Logo ela, soberba quando o assunto é retoques em calotas, frisos, adesivos e para-choques. A última versão, chamada Attractive, não era nada atrativa com suas rodinhas mixurucas, finas, que mal preenchiam o buraco da carroceria. O Mille — veja bem, o Mille! — tinha mais prestígio que a segunda geração do Palio. Todo ano ganhava um pano novo na porta, uma calotinha nova, um adesivo aqui, uma versão especial acolá. Teve até edição de despedida, a Grazie Mille.

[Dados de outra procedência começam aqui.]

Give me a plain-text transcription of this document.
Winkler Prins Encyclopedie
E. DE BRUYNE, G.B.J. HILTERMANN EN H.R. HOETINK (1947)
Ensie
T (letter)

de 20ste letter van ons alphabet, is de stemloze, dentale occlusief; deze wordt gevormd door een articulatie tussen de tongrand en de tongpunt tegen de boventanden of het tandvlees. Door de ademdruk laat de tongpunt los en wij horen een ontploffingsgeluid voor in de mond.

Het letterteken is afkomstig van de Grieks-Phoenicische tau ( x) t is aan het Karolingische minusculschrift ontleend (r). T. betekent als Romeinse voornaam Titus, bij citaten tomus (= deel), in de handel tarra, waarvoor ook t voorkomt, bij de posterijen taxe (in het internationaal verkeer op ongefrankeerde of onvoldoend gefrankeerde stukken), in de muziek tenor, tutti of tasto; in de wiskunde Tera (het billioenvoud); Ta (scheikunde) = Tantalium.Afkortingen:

Quando vi que a Ford decidiu recauchutar as calotas de 15 pol do falecido Fiesta S na versão SE Plus do Ka 2019, pensei: esse está sem moral! Já nasceu pegando emprestadas as rodas de alumínio do Fiesta SE, para sua versão SEL, e agora até as calotas. Pô, Ford! Custaria tanto assim desenhar umas calotas e rodas novas? Por que deixar o menino eternamente na sombra do irmão mais velho?

 

 

Rodas de Santana

No auge do fogo dos carros com motor de 1,0 litro, em 1993, a Volkswagen meteu um motor Ford CHT retrabalhado no Gol de primeira geração e o chamou de Gol 1000. O banco traseiro inteiriço não merecia nem divisões na costura — mais parecia que o motorista levava duas tábuas de passar roupa atrás. As rodas? Recauchutadas, claro.

Para dar uma falsa sensação de exclusividade, pegaram as rodas de aço dos primeiros Santanas, de 1984, que estiveram escondidas por calotas todos aqueles anos. Sem pudor, colocaram a proverbial tampinha preta, aquela que lembra um copinho, para tapar o parafuso do cubo da roda. Como o aro do Gol era mais estreito que o do emprego original, a roda ficava exposta e facilmente raspava no meio-fio. Não era um carro desprestigiado: era desqualificado, mesmo.

 

Quando a marca mexe demais em um carro, porém, também pode ser sinal de problemas — ou de falta de dinheiro para produtos melhores no curto prazo

 

No Kwid, cada versão tem sua calota e a do Intense (foto) imita muito bem uma roda de alumínio

Quero deixar minha menção honrosa ao Renault Kwid. Esse, sim, está com prestígio! Não só tem uma calota diferente para cada versão, como a da versão Intense imita uma roda de alumínio perfeitamente. Um caso emblemático de desenho a favor da economia.

Quando a marca mexe demais em um carro, porém, também pode ser sinal de problemas — ou de falta de dinheiro para produtos melhores no curto prazo. Veja o Gol. Nos últimos três anos, trocou de frente, traseira, calotas e rodas mais de uma vez. Excesso de prestígio? Duvido: o gato subiu mesmo foi no telhado. O Uno teve uma grade dianteira, em 2004, que não chegou a durar um ano e meio. Prestígio? Não acho. Duas tentativas de reanimar idosos precisando de substituição.

Exceto nos casos onde há mesmo um erro, como naquela grade anormalmente feia do Mille 2004, o equilíbrio ideal seria, ao menos, um jogo novo de calotas e um bigodinho a cada três ou quatro anos. Já que alguns carros no Brasil vivem décadas do mesmo jeito, isso ao menos representaria um alento disfarçado de novidade.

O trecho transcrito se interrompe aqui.